Buses, Angkots and Rustpots Driving Jakarta Residents Crazy
“It feels like I’m getting inside a rusty can every time I take a Kopaja or Metro Mini,” says Lutvia, a college student. “But do I have a choice? No. That’s the transportation I can afford.”
Lutvia, like most Jakarta commuters who take the bus, does so more out of necessity than choice. Key among her many criticisms of Jakarta’s road-going public transportation is the state of the vehicles, particularly the smoke-belching Kopajas and Metro Minis.
Then there’s the issue of security, with pickpockets mingling among passengers in packed buses, and a recent series of sexual assaults targeting lone women aboard angkots, or public minivans.
The vehicles also manage to grate on other drivers with their dangerous zigzagging and propensity for stopping in the middle of the road to drop off and pick up passengers.
According to the local chapter of the Organization of Land Transportation Owners (Organda), there are currently 23,600 public vehicles on Jakarta’s streets. They range from full-size buses and mid-size Kopajas and Metro Minis, to the various types of angkot.
Udar Pristono, the head of the Jakarta Transportation Office, says that the difficulty in regulating the vehicles lies primarily with the fact that most are owned by private individuals and don’t operate out of a depot.
“They take to the streets from someone’s garage, not from a depot, so it’s difficult to deal with the owners,” he tells the Jakarta Globe.
“But we will revitalize those vehicles,” he added. “They will be properly registered and hopefully the drivers will be paid a fixed salary.”
The way the drivers are currently paid has long been blamed for their reckless driving, as most are forced to pick up as many passengers and make as many trips as possible each day in order to turn even a meager profit.
Waluyo, 50, is one such driver. Each morning, he goes and picks up a Metro Mini at the owner’s home in South Jakarta before starting his route, which takes him from Pondok Indah to Blok M in South Jakarta.
He has to pay the owner a Rp 300,000 ($33) rental fee for the vehicle each day, known as setoran , regardless of whether he makes that much in fares. Anything left over after paying the setoran and buying diesel fuel is his to keep.
With more people now able to afford a motorcycle, and others opting to take the TransJakarta busway, Waluyo says he considers himself lucky if he can take home Rp 50,000 at the end of the day.
Under this sort of pressure, concerns about the vehicle’s roadworthiness or emissions — or passenger comfort and safety — are secondary to drivers like Waluyo.
Azas Tigor Nainggolan, head of the nongovernmental Jakarta Transportation Council (DTKJ) and a Metro Mini owner himself, says owners have long called on the city to better regulate the buses, drivers and errant owners.
He says many Metro Minis operate without a route license, while some drivers, particularly younger ones, do not have a driver’s license.
“The only reason this is allowed to happen is because they can bribe the police and transportation officials,” he says. “So the city needs to work on this.”
Udar, however, says regular checks are being carried out but that it is difficult to enforce regulations when bus ownership is so fragmented.
Law & Disorder
This problem prompted the passage of the 2009 Law on Traffic and Road Vehicles, which stipulates that all operators of road-going public transportation vehicles must be registered as a legal entity, or company.
Owners who continue to operate their vehicles privately will have their licenses rescinded, according to the law.
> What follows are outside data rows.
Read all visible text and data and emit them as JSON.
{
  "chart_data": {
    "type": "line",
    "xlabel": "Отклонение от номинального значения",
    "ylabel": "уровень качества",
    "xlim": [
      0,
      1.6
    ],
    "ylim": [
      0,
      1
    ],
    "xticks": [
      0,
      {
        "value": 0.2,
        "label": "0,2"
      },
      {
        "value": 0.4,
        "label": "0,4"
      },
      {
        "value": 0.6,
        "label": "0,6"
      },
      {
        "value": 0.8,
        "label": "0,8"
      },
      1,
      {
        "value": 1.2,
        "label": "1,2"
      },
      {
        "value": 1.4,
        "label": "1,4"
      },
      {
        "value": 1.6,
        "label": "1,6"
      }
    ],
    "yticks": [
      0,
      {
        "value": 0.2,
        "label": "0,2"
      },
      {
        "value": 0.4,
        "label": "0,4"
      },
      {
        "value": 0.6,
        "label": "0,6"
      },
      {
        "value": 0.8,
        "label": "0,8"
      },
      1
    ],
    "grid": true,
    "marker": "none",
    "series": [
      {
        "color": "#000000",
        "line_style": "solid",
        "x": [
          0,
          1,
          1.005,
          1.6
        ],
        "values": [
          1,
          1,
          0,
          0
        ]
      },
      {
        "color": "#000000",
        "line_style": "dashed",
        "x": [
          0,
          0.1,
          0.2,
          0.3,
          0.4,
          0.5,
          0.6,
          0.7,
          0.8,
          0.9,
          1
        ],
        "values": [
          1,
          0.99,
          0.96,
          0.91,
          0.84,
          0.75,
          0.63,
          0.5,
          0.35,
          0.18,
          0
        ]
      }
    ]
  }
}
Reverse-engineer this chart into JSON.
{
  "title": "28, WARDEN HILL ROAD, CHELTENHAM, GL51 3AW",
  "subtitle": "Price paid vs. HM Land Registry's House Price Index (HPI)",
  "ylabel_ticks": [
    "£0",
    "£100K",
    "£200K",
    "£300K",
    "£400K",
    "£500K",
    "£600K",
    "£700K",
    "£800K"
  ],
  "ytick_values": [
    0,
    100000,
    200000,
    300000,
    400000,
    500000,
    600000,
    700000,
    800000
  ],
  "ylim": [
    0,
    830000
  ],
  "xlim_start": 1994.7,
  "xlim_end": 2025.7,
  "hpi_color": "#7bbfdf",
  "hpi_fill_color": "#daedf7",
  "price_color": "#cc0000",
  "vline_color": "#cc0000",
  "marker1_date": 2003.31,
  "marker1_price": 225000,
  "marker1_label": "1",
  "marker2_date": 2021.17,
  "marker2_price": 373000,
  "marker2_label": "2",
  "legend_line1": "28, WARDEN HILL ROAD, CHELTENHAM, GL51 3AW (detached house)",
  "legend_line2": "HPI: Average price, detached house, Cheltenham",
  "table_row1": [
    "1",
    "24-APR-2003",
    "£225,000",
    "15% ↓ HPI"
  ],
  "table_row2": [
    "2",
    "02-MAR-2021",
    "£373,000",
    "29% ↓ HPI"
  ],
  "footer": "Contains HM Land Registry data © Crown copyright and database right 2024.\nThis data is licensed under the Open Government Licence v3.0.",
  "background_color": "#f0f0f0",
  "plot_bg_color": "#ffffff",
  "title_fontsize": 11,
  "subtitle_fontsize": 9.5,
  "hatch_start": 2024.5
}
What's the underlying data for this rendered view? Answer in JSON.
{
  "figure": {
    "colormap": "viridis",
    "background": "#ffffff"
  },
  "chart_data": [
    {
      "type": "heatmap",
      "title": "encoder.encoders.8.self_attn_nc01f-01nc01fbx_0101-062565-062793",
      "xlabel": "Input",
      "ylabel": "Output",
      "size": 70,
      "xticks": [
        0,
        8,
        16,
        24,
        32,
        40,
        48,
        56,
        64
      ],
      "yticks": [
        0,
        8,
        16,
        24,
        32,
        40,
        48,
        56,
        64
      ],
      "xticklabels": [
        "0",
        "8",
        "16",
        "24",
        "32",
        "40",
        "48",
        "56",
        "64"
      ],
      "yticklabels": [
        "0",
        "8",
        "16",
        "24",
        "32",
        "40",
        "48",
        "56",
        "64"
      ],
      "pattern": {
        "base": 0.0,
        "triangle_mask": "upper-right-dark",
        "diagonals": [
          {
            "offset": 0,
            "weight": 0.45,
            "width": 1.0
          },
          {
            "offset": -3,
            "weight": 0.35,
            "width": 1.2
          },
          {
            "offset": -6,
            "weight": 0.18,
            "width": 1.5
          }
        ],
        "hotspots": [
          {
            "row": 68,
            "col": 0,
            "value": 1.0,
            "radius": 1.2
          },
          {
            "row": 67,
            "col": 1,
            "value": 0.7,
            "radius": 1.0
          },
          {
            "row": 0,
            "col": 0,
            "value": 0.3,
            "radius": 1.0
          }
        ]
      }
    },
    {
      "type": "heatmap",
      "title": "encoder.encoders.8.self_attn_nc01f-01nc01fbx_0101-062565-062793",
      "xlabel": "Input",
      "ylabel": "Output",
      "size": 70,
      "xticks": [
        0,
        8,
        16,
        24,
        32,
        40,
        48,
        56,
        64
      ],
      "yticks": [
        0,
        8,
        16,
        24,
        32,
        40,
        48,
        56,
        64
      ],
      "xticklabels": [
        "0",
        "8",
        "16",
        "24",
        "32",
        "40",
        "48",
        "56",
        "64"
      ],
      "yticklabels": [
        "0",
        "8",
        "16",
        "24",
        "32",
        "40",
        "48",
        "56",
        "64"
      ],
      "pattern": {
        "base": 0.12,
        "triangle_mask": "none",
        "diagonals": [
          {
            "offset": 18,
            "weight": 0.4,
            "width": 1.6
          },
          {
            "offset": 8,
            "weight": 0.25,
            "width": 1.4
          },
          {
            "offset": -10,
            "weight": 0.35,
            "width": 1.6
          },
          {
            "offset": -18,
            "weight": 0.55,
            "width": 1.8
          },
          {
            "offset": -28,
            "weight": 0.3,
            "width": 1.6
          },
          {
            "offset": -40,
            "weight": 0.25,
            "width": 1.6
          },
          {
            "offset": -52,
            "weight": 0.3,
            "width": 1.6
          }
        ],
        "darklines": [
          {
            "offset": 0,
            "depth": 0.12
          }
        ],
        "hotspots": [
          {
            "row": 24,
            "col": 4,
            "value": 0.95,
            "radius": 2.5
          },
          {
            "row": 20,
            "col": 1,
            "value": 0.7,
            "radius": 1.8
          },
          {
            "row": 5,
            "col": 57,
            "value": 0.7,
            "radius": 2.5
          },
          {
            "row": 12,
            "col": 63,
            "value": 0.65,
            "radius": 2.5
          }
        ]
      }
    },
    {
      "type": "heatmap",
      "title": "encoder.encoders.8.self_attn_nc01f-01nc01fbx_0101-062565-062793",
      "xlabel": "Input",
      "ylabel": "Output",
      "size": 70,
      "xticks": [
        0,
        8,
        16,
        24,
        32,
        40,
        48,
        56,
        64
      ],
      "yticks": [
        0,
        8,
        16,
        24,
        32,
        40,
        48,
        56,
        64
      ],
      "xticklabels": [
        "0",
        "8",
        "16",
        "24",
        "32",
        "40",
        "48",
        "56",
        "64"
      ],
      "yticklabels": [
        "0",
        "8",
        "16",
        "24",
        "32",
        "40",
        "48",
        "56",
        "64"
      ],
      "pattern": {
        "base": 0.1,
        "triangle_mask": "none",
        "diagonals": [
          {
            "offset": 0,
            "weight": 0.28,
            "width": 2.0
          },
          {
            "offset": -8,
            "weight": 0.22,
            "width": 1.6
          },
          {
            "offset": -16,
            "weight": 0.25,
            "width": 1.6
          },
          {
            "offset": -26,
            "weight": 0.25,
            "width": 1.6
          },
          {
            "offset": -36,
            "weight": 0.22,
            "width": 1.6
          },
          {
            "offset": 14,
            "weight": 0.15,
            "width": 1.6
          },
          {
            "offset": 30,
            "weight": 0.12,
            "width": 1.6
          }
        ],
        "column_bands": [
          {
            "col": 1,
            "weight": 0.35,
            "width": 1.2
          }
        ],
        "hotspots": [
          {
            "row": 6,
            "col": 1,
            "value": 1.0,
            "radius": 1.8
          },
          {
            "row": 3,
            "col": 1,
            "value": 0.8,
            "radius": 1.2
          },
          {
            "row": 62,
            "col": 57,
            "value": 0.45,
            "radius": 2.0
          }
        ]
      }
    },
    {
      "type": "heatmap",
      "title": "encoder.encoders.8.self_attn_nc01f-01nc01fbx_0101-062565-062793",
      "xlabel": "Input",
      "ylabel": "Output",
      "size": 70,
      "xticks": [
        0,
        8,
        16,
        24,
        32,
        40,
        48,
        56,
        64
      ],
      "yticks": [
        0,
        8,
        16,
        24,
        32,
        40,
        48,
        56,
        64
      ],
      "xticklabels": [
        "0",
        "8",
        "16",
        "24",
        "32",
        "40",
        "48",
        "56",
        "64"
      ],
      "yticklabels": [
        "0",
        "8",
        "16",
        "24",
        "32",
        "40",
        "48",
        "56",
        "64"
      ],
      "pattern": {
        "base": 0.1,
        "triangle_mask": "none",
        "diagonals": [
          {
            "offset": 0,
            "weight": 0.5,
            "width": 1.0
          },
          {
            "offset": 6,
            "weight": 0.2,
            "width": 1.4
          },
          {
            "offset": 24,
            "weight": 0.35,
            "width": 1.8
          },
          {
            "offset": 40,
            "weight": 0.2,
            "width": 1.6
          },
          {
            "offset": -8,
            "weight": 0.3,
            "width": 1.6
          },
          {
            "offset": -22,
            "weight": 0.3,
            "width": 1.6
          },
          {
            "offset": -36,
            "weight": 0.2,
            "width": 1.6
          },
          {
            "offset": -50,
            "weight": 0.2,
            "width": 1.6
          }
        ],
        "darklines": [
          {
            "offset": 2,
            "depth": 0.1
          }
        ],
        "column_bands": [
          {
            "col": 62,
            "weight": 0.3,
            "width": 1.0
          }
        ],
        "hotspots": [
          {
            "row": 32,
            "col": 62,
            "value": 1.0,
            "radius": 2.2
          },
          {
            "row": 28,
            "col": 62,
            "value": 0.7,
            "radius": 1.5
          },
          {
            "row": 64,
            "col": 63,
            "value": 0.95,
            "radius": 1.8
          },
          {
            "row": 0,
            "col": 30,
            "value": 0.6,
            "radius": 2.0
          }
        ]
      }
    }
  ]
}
It also mandates the establishment of depots for all buses and a fixed salary for drivers and their assistants.
“Under this policy, we hope these vehicles can be better organized,” Udar says. “It will also put less pressure on the drivers so that they won’t have to race to pay the setoran.”
In the three years since the law was passed, however, the city administration has been unable to enforce the stipulations. Enforcement, Udar says, remains contingent on the Transportation Ministry issuing a supporting regulation to implement the law, which it has yet to do.
His office, he says, has pressed the ministry to promptly issue the regulation, even seeking support from the Presidential Unit for Development, Supervision and Oversight (UKP4), which is in charge of monitoring the implementation of the Greater Jakarta transportation master plan for 2030.
In the meantime, the city administration has not been standing idly by, he says. While it waits for the ministry to issue the regulation, the transportation office carries out regular checks for licenses on board Metro Minis, Kopajas, buses and angkots.
Bambang Ervan, a spokesman for the Transportation Ministry, tells the Globe that his office is still working on the regulation. “We’re still discussing it, including evaluating the best way to frame it so that it won’t give create any undue controversy,” he said.
It is no small task, he adds. Currently, the ministry is looking at the possibility of applying a system similar to the one in use in Yogyakarta. Under that system, drivers of road-going public vehicles are paid a fixed salary according to how long they have been driving.
The question now, Bambang says, is whether that system can plausibly work in Jakarta as well.
“I can’t say when we expect to finish [the regulation],” he adds. “But we’re already working on it and have actually started to train people who are involved in this issue.”